Agriculture And Other Industries

In the coast region and by the shores of Victoria Nyanza the products are tropical, and cultivation is mainly in the hands of the natives or of Indian immigrants. There are, however, numerous plantations owned by Europeans. Rice, maize and other grains are raised in large quantities; cotton and tobacco are cultivated. The coco-nut palm plantations yield copra of excellent quality, and the bark of the mangrove trees is exported for tanning purposes. In some inland districts beans of the castor oil plant, which grows in great abundance, are a lucrative article of trade. The sugar-cane, which grows freely in various places, is cultivated by the natives. The collection of rubber likewise employs numbers of people.

Among the European settlers in the higher regions much attention is devoted to the production of vegetables, and very large crops of potatoes are raised. Oats, barley, wheat and coffee are also grown. The uplands are peculiarly adapted for the raising of stock, and many of the white settlers possess large flocks and herds. Merino sheep have been introduced from Australia. Ostrich farms have also been established. Clover, lucerne, ryegrass and similar grasses have been introduced to improve and vary the fodder. Other vegetable products of economic value are many varieties of timber trees, and fibre-producing plants, which are abundant in the scrub regions between the coast and the higher land bordering the rift-valley. Over the greater part of the country the soil is light reddish loam; in the eastern plains it is a heavy black loam. As a rule it is easily cultivated. While the majority of the African tribes in the territory are not averse from agricultural labour, the number of men available for work on European holdings is small.

Moreover, on some of the land most suited for cultivation by white men there is no native population.

In addition to the fibre industry and cotton ginning there are factories for the curing of bacon. Native industries include the weaving of cloth and the making of mats and baskets. Stone and lime quarries are worked, and copper is found in the Tsavo district. Diamonds have been discovered in the Thika river, one of the headstreams of the Tana.


The imports consist largely of textiles, hardware and manufactured goods from India and Europe; Great Britain and India between them supplying over 50% of the total imports. Of other countries Germany has the leading share in the trade.
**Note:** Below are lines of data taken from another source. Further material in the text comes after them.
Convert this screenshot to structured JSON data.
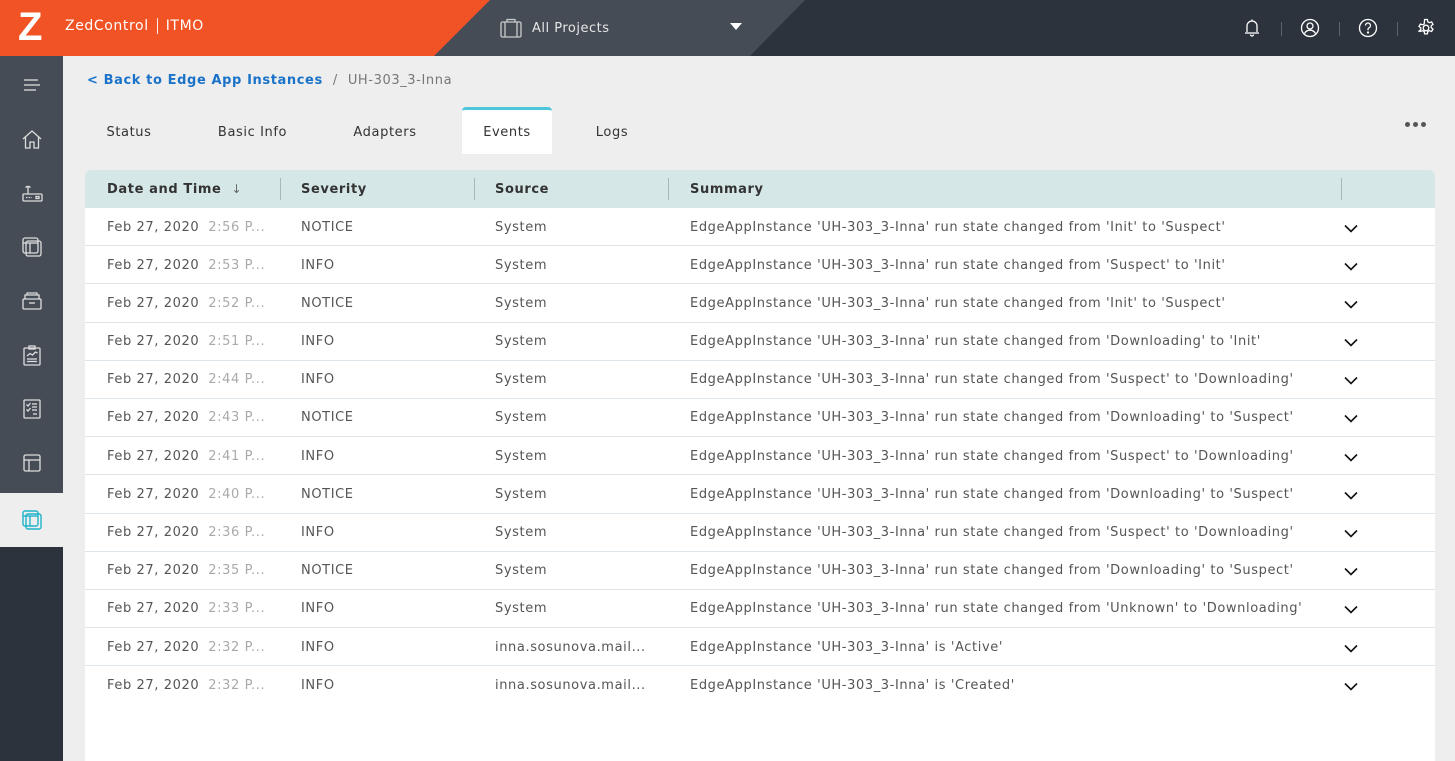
{
  "header": {
    "logo_letter": "Z",
    "app_name": "ZedControl",
    "org": "ITMO",
    "project_selector": "All Projects",
    "icons": [
      "bell-icon",
      "user-icon",
      "help-icon",
      "settings-icon"
    ]
  },
  "sidebar": {
    "items": [
      {
        "icon": "menu-icon"
      },
      {
        "icon": "home-icon"
      },
      {
        "icon": "edge-node-icon"
      },
      {
        "icon": "edge-app-icon"
      },
      {
        "icon": "storage-icon"
      },
      {
        "icon": "clipboard-chart-icon"
      },
      {
        "icon": "checklist-icon"
      },
      {
        "icon": "layout-icon"
      },
      {
        "icon": "edge-app-instances-icon",
        "active": true
      }
    ],
    "accent_color": "#1fb3c8"
  },
  "breadcrumb": {
    "back_label": "< Back to Edge App Instances",
    "separator": "/",
    "current": "UH-303_3-Inna"
  },
  "tabs": [
    {
      "label": "Status",
      "active": false
    },
    {
      "label": "Basic Info",
      "active": false
    },
    {
      "label": "Adapters",
      "active": false
    },
    {
      "label": "Events",
      "active": true
    },
    {
      "label": "Logs",
      "active": false
    }
  ],
  "more_menu_icon": "more-horizontal-icon",
  "table": {
    "columns": [
      "Date and Time",
      "Severity",
      "Source",
      "Summary"
    ],
    "sort_indicator": "↓",
    "rows": [
      {
        "date": "Feb 27, 2020",
        "time": "2:56 P...",
        "severity": "NOTICE",
        "source": "System",
        "summary": "EdgeAppInstance 'UH-303_3-Inna' run state changed from 'Init' to 'Suspect'"
      },
      {
        "date": "Feb 27, 2020",
        "time": "2:53 P...",
        "severity": "INFO",
        "source": "System",
        "summary": "EdgeAppInstance 'UH-303_3-Inna' run state changed from 'Suspect' to 'Init'"
      },
      {
        "date": "Feb 27, 2020",
        "time": "2:52 P...",
        "severity": "NOTICE",
        "source": "System",
        "summary": "EdgeAppInstance 'UH-303_3-Inna' run state changed from 'Init' to 'Suspect'"
      },
      {
        "date": "Feb 27, 2020",
        "time": "2:51 P...",
        "severity": "INFO",
        "source": "System",
        "summary": "EdgeAppInstance 'UH-303_3-Inna' run state changed from 'Downloading' to 'Init'"
      },
      {
        "date": "Feb 27, 2020",
        "time": "2:44 P...",
        "severity": "INFO",
        "source": "System",
        "summary": "EdgeAppInstance 'UH-303_3-Inna' run state changed from 'Suspect' to 'Downloading'"
      },
      {
        "date": "Feb 27, 2020",
        "time": "2:43 P...",
        "severity": "NOTICE",
        "source": "System",
        "summary": "EdgeAppInstance 'UH-303_3-Inna' run state changed from 'Downloading' to 'Suspect'"
      },
      {
        "date": "Feb 27, 2020",
        "time": "2:41 P...",
        "severity": "INFO",
        "source": "System",
        "summary": "EdgeAppInstance 'UH-303_3-Inna' run state changed from 'Suspect' to 'Downloading'"
      },
      {
        "date": "Feb 27, 2020",
        "time": "2:40 P...",
        "severity": "NOTICE",
        "source": "System",
        "summary": "EdgeAppInstance 'UH-303_3-Inna' run state changed from 'Downloading' to 'Suspect'"
      },
      {
        "date": "Feb 27, 2020",
        "time": "2:36 P...",
        "severity": "INFO",
        "source": "System",
        "summary": "EdgeAppInstance 'UH-303_3-Inna' run state changed from 'Suspect' to 'Downloading'"
      },
      {
        "date": "Feb 27, 2020",
        "time": "2:35 P...",
        "severity": "NOTICE",
        "source": "System",
        "summary": "EdgeAppInstance 'UH-303_3-Inna' run state changed from 'Downloading' to 'Suspect'"
      },
      {
        "date": "Feb 27, 2020",
        "time": "2:33 P...",
        "severity": "INFO",
        "source": "System",
        "summary": "EdgeAppInstance 'UH-303_3-Inna' run state changed from 'Unknown' to 'Downloading'"
      },
      {
        "date": "Feb 27, 2020",
        "time": "2:32 P...",
        "severity": "INFO",
        "source": "inna.sosunova.mail...",
        "summary": "EdgeAppInstance 'UH-303_3-Inna' is 'Active'"
      },
      {
        "date": "Feb 27, 2020",
        "time": "2:32 P...",
        "severity": "INFO",
        "source": "inna.sosunova.mail...",
        "summary": "EdgeAppInstance 'UH-303_3-Inna' is 'Created'"
      }
    ]
  },
  "colors": {
    "brand_orange": "#f15325",
    "header_dark": "#2d333c",
    "header_mid": "#454c55",
    "link_blue": "#1a73c8",
    "tab_accent": "#4dc6db",
    "table_header_bg": "#d6e7e7"
  }
}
The exports, which include the larger part of the external trade of Uganda, are chiefly copra, hides and skins, grains, potatoes, rubber, ivory, chillies, beeswax, cotton and fibre. The retail trade is largely in the hands of Indians. The value of the exports rose from £89,858 in 1900-1901 to £234,664 in 1904-1905, in which year the value of the imports for the first time exceeded £500,000. In 1906-1907 the volume of trade was £1,194,352, imports being valued at £753,647 and exports at £440,705. The United States takes 33% of the exports, Great Britain coming next with 15%.